Кукушкой называлась очень красивая женщина с глазами цвета неба вокруг месяца в полнолуние и фиолетовыми сосками (была она полностью голая), кожа у нее была белая, светящаяся, а волосы черные, которыми хотелось задохнуться. Она стояла ровно и бессмысленно, как статуя, а вокруг нее ползали грязные молчаливые младенцы, а сама она могла только кукукать в лицо подходящим просителям. Она не говорила, почти не моргала и дышала даже, кажется, очень редко и неглубоко, и взгляд ее полнолунных глаз был тих, и пуст, и сфокусирован где-то далеко, думаю, где-то за очередью, за поездом, за этим миром. Красавица была, ясно, дебилка. Очередь к кукушке была такая длинная, что некоторые умирали прямо в ней, а тем, кто доходил до пророчицы, от «ку-ку» доставалось, бывало, только «ку» или «к», а некоторым и вовсе только вертикальная палочка от «к». Тех, кто умер, без ритуалов, наскоро выталкивали из очереди еще до того, как они успевали упасть на пол. И радовались, радовались, что очередь для кого-то стала короче. Те, кому досталось от кукушки хоть что-то, уходили в дверь за ней, кто плача, кто в гневе, кто весь остекленевший, довольных не было ни одного. В итоге дошел и я, кукушкин взгляд вернулся из далёка, она посмотрела на меня, обрадовалась, как мне показалось, поперхнулась и умерла. Меня, разумеется, тут же захотели убить. Теперь я стоял первый, и все, кто был за мной, считали, наверное, что я украл, присвоил все невыкукушенное слабоумной пророчицей. Мог ли я что-то объяснить этим самообманутым страдальцам? Сказать, что это все февраль, что я ни в чем не виноват, что мне, так же как и всем оставшимся, теперь неведомо мое будущее? Дверь в следующий вагон была ближе, и я предпочел сбежать, а не объясняться.
* * *
Странно: я захлопнул дверь и всех недовольных, обреченных на незнание срока собственной смерти людей как отрезало.
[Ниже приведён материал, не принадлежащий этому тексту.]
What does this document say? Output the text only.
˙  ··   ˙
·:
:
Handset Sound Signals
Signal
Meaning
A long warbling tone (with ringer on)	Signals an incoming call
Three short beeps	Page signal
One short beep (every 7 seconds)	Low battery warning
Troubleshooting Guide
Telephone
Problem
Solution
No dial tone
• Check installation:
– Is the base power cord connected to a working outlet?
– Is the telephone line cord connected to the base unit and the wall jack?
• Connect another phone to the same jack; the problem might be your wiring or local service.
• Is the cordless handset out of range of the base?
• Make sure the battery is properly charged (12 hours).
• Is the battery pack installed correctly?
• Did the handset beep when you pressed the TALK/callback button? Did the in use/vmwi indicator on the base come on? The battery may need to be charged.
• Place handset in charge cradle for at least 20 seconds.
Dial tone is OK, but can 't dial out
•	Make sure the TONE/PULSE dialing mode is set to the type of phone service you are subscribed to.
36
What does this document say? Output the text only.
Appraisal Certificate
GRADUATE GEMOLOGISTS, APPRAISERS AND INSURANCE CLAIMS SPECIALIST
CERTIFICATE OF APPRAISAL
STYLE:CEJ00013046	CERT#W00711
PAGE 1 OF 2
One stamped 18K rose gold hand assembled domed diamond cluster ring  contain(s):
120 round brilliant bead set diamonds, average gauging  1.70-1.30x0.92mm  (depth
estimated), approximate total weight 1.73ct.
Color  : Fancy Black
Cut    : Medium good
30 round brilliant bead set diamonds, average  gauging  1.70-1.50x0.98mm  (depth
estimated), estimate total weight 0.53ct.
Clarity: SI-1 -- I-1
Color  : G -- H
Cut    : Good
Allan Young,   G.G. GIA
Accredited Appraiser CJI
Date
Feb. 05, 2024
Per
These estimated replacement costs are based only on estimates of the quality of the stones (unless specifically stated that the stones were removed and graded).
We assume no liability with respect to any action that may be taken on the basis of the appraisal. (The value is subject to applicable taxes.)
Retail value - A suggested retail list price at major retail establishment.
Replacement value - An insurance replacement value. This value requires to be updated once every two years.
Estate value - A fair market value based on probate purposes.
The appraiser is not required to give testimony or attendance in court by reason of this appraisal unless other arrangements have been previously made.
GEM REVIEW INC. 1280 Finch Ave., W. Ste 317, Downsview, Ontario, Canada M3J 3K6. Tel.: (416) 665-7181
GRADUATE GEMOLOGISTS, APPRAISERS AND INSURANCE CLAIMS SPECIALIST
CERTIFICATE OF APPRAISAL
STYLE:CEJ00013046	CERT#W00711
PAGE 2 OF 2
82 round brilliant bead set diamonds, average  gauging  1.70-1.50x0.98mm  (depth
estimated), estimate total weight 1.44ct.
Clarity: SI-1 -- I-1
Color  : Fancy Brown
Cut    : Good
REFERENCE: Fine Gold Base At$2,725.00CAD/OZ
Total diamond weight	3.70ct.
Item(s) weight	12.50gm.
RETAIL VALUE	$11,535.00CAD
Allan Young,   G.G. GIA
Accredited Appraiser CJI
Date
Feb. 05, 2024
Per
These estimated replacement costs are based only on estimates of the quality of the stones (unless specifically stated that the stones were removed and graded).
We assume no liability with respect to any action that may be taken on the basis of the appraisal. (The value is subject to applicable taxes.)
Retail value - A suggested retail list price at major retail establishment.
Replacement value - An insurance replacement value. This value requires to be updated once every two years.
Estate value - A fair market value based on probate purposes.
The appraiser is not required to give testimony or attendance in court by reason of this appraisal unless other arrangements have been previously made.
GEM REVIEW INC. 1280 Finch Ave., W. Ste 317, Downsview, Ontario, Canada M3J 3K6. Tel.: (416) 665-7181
Как в плохом фильме, вместо того чтобы бежать или звать на помощь, я подпирал межвагонную дверь спиной и испытывал почти облегчение от покалывающей пустоты в голове. Лишь на какую-то секунду, даже меньше, на вздох секунды, когда стрелка часов только собирается сделать конвульсию от одной цифры к другой, я подумал о том, что зря сбежал. Вот что было бы, останься я в вагоне с людьми, желавшими посчитать остаток своей жизни? Дал бы меня им на растерзание февраль? Или это он подтолкнул меня к выходу, когда разгневанные, заплаканные пассажиры готовы были убить меня? И если он меня так вот хранил, то почему: из-за внезапно проснувшегося человеколюбия или инфантильной гордыни (не дам, мол, мое, мое!)? Должен ли я тогда чувствовать себя опостылевшей игрушкой, которую во время уборки не выкинул повзрослевший хозяин, потому что она о чем-то напомнила ему, сильно и неожиданно, взволновала его уже недетское, забывшее детство сердце чем-то ранним и чистым, размытым чувством, нечетким воспоминанием? Я напомнил себе (вообще я часто спорю с собой за неимением компании, примеряю на себя роли собеседников обязательно с полярными точками зрения, чтобы спор был жарче и, иногда, даже подлее – как настоящая битва. Просто не все записываю), что в отличие от игрушки я имею волю. Я сел на поезд, я еду в город-рай, я, я – я сам все это решил!
* * *
Никто за мной не шел, вагон, в котором я стоял, был тих и знаком – это был мой вагон, с закрытыми дверями, прятавшими за собой тайное однообразие неизвестных пассажиров. Тогда почему-то мне казалось это нормальным – закольцованный поезд, в котором можно переходить из вагона в вагон, не боясь наткнуться на его начало и его конец. Самый безопасный и занудный вид транспорта. Еще одна проделка февраля, наверное. Я пошел к своему купе и ошибся, вошел в соседнее, неожиданно открытое. Там сидел один пассажир, русский поэт, который развлекал французов похабными стишками. Поэт плакал, смотрел в окно, в окне была уже ночь, ночь подмигивала поэту, поэт успокаивался, но, когда отворачивался от окна, снова плакал и что-то записывал при свете свечи. При свете свечи… При свете свечи его одуванчиковые волосы были похожи на пожар, голова у него горела, и никакие слезы не могли ее потушить. Я поздоровался, поэт устыдился своих слез, бросил ручку, начал их стирать руками, рубашкой, платком, исписанными, измятыми бумажками, а голова все горела!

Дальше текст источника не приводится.